Я улыбнулась, чтоб развеселить Хозяина Клёна, но он оставался всё таким же напуганным и печальным.
– Малышка, – мягко проговорил он и нахмурился, крепче сжав мои плечи. – Никогда, никогда больше не плавай с ним на лодке, ладно? Что бы он тебе ни сказал! И никогда не подходи к Деду.
– Но Арох знает про Другой берег! Он сказал, что все попадают туда, – пылко заговорила я. – Он сказал, все истории о Береге – не совсем правда, хотя в некоторых её побольше. Он сказал, что для всех этот Берег выглядит по-разному.
Другой берег, окутанный туманом, интересовал меня давно, как странная, неизведанная земля, но Хозяин Клёна обычно отказывался со мной говорить о нём. Точно так же, как и мои родители. Арох был единственным, кто не отвёл взгляда, когда я спросила про Берег. Впрочем, лодочник не рассказывал о том, что ему самому удалось увидеть на Другом берегу. Но он ответил, ответил мне!
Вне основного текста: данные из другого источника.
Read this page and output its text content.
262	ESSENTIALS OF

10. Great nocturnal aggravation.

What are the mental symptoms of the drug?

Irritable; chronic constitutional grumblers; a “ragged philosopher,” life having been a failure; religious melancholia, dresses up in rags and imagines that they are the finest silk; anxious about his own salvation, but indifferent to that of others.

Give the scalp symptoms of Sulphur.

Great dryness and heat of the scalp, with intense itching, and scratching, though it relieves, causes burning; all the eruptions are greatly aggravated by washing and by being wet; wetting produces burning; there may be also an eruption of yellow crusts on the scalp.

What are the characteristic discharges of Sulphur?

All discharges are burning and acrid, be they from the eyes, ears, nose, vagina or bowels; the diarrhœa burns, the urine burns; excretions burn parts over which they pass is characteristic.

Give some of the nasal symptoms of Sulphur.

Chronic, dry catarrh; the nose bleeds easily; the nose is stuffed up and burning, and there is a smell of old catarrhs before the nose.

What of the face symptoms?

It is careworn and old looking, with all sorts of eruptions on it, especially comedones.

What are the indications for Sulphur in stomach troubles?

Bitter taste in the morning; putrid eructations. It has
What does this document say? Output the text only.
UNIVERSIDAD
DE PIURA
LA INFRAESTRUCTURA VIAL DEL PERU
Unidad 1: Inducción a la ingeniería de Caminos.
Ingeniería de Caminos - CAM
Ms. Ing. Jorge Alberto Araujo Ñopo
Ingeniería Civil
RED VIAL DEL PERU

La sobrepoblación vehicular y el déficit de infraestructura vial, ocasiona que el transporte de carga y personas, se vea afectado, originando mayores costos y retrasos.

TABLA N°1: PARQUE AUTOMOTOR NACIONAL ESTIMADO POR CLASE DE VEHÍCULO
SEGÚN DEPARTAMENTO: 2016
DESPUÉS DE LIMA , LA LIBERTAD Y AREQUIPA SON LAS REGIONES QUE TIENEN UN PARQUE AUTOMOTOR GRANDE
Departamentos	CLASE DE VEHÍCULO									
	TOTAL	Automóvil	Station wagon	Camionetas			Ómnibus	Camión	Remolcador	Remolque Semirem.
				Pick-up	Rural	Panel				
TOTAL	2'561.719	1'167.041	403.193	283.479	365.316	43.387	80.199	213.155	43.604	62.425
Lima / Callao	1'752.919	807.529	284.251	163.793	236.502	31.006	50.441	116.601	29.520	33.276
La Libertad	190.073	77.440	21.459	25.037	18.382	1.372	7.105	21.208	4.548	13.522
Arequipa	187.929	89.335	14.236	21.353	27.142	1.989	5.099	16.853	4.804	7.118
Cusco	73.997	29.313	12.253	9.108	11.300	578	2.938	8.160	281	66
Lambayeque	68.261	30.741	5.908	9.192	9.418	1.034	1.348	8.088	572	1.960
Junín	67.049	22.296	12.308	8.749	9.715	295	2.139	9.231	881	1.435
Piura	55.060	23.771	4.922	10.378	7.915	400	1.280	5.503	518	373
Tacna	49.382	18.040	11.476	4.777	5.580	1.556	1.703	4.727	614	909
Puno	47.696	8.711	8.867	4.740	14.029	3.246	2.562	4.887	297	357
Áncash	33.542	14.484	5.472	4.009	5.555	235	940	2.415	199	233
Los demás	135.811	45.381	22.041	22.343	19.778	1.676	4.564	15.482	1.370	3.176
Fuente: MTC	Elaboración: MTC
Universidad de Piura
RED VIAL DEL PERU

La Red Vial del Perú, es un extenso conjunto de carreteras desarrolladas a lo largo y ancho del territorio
– Пожалуйста! Ради меня, малышка, – очень грустно проговорил Хозяин Клёна.
– Ну хорошо, – ответила я, отводя взгляд.
– Где ты пропадала так долго? – взволнованно заговорил Хозяин Клёна. – Что это за штука у тебя на лице?
– А, – Ойкью пренебрежительно махнула рукой. – Я была с лодочниками, но теперь опять от них отделилась.
Вернее было бы сказать, что это её отделили, но Ойкью не стала вдаваться в подробности.
– А на шарфик не обращай внимания, – прибавила она. – Это для красоты.
– Ты всё-таки что-то такое сделала, да? – Хозяин Клёна грустно сдвинул брови домиком. – Поэтому…
Он протянул руку, чтобы взяться за шарфик, но Ойкью мотнула головой и сделала шаг в сторону.
– Ты гораздо симпатичнее без него, – продолжил её старый друг, и не было на свете слов грубее.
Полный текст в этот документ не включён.